Review Summary: An album thematically less focused than most of Panopticon’s recent output, and all the better for it
In recent years, Austin Lunn’s one-man project Panopticon has released a series of impressive albums with fairly diverse stylings. There was Kentucky
, which melded black metal most fully with the folk and bluegrass influences of Lunn’s native state. There was Autumn Eternal
, which turned Panopticon’s signature folk-tinged metal towards a thematically-focused seasonal release. Finally, Panopticon’s most recent previous LP, The Scars Of Man On The Once Unnamed Wilderness
was a prodigious double album with a first side comprising black metal followed by a second side comprising folk/country tunes. Meanwhile, 2014’s Roads To The North
may be the only album in this chapter of Panopticon’s discography which feels like a “quintessential” Panopticon record, despite having some distinctive touches of its own. The fact that it is arguably the consensus pick for Lunn’s best work during that stretch becomes less of a surprise upon hearing Panopticon’s latest effort, ...And Again Into The Light
This reviewer went into Panopticon’s latest LP with the reasoned guess that this would be Lunn’s first fuller foray into the burgeoning blackgaze scene, this hypothesis backed by the shimmer of the album cover and the seemingly positive tone of the title. Does this album, then, truly turn towards blackgaze and as such adopt some lighter sonic touchstones than Panopticon’s previous output would suggest? Yes and no, but mostly the latter.

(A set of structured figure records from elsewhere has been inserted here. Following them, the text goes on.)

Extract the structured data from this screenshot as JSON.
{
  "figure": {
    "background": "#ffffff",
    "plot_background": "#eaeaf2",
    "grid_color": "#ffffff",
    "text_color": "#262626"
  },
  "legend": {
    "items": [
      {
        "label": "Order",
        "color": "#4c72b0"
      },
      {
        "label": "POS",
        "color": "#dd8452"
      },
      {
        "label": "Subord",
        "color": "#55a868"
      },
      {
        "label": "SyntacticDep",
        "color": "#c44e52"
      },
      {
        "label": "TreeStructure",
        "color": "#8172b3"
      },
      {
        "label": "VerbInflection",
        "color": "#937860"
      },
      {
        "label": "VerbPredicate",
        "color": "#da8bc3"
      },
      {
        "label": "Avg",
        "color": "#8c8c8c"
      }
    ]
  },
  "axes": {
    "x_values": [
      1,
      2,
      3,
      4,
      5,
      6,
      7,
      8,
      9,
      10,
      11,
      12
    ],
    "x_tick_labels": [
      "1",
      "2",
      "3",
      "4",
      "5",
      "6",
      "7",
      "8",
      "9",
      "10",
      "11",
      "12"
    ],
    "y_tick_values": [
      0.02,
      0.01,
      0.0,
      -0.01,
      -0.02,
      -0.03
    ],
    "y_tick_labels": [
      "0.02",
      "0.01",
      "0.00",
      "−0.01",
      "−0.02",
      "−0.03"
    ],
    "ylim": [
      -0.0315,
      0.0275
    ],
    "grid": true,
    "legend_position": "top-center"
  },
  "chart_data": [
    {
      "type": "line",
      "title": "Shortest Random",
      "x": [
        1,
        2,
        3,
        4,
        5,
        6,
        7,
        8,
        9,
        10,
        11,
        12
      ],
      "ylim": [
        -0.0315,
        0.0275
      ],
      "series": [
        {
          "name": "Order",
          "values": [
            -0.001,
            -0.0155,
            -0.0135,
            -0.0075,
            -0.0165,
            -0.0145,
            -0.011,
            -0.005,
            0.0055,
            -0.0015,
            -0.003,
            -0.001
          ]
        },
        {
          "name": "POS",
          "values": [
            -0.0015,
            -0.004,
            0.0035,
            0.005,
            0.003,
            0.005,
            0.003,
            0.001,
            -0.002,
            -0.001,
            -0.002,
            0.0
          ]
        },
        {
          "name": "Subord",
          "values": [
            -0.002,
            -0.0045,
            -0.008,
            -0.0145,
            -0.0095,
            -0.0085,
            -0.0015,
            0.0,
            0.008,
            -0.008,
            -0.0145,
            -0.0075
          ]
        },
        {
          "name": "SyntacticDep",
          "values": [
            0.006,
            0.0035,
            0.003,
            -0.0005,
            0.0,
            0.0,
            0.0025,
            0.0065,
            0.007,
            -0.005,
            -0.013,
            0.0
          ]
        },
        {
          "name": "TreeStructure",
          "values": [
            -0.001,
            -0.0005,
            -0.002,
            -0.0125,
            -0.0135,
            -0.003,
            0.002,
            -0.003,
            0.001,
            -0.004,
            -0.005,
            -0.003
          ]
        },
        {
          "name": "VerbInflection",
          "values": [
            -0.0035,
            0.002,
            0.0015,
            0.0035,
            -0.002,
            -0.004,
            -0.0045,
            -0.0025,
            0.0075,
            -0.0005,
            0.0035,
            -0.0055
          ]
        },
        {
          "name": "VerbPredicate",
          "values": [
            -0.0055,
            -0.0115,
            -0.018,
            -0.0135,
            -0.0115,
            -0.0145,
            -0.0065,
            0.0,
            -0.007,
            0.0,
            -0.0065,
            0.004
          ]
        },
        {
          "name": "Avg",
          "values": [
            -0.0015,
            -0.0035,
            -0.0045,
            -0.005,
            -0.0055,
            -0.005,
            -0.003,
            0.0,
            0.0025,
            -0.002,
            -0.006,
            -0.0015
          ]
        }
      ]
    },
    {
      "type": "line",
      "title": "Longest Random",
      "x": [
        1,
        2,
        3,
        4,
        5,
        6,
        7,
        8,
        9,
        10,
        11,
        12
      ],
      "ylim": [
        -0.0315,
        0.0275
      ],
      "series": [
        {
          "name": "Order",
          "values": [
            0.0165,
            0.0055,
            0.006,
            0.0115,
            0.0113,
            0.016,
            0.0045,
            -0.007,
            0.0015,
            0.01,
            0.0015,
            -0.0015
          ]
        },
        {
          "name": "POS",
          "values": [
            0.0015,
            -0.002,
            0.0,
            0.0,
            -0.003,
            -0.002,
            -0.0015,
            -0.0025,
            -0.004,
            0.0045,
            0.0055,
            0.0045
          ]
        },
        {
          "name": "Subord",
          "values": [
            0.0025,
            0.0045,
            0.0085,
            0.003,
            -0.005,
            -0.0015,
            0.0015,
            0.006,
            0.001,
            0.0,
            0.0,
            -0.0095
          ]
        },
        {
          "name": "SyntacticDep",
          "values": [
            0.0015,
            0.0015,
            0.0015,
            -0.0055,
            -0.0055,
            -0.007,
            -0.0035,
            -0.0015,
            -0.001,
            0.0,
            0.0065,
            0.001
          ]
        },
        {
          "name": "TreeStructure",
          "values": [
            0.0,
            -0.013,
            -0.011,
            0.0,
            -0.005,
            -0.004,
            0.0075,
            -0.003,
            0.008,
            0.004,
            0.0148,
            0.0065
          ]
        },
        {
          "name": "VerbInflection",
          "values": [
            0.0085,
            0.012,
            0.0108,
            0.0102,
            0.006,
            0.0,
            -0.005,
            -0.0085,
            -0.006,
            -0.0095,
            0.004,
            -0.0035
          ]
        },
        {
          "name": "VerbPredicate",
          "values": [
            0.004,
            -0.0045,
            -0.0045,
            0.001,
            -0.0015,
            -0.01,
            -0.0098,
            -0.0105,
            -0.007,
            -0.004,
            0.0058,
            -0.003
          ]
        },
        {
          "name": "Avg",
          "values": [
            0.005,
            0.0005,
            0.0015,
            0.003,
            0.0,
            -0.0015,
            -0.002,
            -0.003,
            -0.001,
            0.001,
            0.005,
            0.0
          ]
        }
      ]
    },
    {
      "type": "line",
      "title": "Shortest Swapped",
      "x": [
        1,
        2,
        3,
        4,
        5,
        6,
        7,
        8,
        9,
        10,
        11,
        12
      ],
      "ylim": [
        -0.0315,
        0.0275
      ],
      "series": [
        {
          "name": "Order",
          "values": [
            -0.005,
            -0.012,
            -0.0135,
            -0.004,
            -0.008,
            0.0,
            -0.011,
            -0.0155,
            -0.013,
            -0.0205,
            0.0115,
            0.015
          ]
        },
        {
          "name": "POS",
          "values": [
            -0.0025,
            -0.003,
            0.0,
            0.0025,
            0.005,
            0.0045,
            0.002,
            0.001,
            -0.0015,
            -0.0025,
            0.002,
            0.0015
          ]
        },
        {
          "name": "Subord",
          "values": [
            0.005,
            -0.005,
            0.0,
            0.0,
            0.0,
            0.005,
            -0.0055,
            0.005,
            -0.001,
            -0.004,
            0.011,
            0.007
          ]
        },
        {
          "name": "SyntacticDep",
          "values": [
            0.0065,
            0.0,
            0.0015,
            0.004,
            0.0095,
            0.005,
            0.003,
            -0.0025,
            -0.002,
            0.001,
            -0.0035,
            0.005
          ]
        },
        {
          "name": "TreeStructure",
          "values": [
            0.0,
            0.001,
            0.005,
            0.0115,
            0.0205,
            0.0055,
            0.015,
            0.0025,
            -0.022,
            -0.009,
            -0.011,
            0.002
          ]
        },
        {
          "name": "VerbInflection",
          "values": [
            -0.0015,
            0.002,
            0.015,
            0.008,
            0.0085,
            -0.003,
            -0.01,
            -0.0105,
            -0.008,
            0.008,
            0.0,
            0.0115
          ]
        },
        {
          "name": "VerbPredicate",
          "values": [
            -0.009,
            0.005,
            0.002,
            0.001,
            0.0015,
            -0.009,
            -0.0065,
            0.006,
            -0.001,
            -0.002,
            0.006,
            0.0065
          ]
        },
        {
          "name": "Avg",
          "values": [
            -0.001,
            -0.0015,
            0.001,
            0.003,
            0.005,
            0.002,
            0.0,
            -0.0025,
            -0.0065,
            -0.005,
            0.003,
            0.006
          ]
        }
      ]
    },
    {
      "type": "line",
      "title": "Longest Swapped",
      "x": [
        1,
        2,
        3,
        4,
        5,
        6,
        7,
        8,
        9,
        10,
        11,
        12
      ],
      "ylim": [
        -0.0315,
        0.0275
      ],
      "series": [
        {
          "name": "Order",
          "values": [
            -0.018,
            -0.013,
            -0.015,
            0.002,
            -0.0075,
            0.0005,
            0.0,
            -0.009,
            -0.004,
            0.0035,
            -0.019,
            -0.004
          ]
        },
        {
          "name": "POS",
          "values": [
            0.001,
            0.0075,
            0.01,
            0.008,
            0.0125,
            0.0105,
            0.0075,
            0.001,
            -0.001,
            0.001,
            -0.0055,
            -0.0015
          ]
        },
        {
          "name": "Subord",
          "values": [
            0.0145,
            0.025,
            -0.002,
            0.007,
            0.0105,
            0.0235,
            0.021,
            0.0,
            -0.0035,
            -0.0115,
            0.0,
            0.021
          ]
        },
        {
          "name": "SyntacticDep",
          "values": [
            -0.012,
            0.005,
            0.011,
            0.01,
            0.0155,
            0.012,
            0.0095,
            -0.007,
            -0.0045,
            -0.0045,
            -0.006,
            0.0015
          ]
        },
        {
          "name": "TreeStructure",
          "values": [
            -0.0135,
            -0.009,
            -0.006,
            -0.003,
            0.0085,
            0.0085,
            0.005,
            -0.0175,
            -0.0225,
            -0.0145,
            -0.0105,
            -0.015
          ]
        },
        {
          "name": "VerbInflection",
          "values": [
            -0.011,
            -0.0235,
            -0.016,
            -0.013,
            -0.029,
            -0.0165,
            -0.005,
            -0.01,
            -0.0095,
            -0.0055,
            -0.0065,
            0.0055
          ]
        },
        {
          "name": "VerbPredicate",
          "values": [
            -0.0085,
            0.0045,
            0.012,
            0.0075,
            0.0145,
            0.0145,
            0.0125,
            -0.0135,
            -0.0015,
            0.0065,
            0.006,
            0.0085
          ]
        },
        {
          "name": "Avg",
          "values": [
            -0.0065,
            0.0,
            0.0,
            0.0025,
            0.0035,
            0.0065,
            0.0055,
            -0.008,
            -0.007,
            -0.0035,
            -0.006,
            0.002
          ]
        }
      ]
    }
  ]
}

Expectations of a mellower style certainly aren’t disabused by the opening title track, an absolutely gorgeous piece of folk which produces images of idyllic natural grandeur. The following track, “Dead Loons” also starts extremely peacefully, with a reserved buildup of several minutes, but this proves to be a lead-in to doomy riffs which eventually turn towards the blackened maelstrom Panopticon is most known for. “Dead Loons” is a strong harbinger for the overall tendencies of Lunn’s tracks here: many are well over ten minutes in duration, and while often featuring folky and post-rock tendencies, uncompromising black metal is the backbone. That isn’t to say there isn’t some experimentation with lighter tones, with the shimmering stylings of “Embers At Dawn” coming to mind. When the album’s best track, the epic closer “Know Hope” is completed though, it becomes clear that ...And Again Into The Light
is eight tracks with Lunn at the top of his game, crafting music which largely falls comfortably within the confines typically expected from his project.
Upon first listen, this record may feel a bit unfocused, as it lacks the thematic continuity which most of Panopticon’s recent full-lengths possess. However, further listens demonstrate that this is in fact a positive. Many of the tracks here have enough subtlety to only reveal themselves fully after a few listens. Beyond that, Lunn’s decision here to forego a staunch focus on any one style or concept, and instead simply present the various strands which make up his signature sound allow this LP to be just a (very strong) Panopticon album. That’s plenty good enough for this reviewer.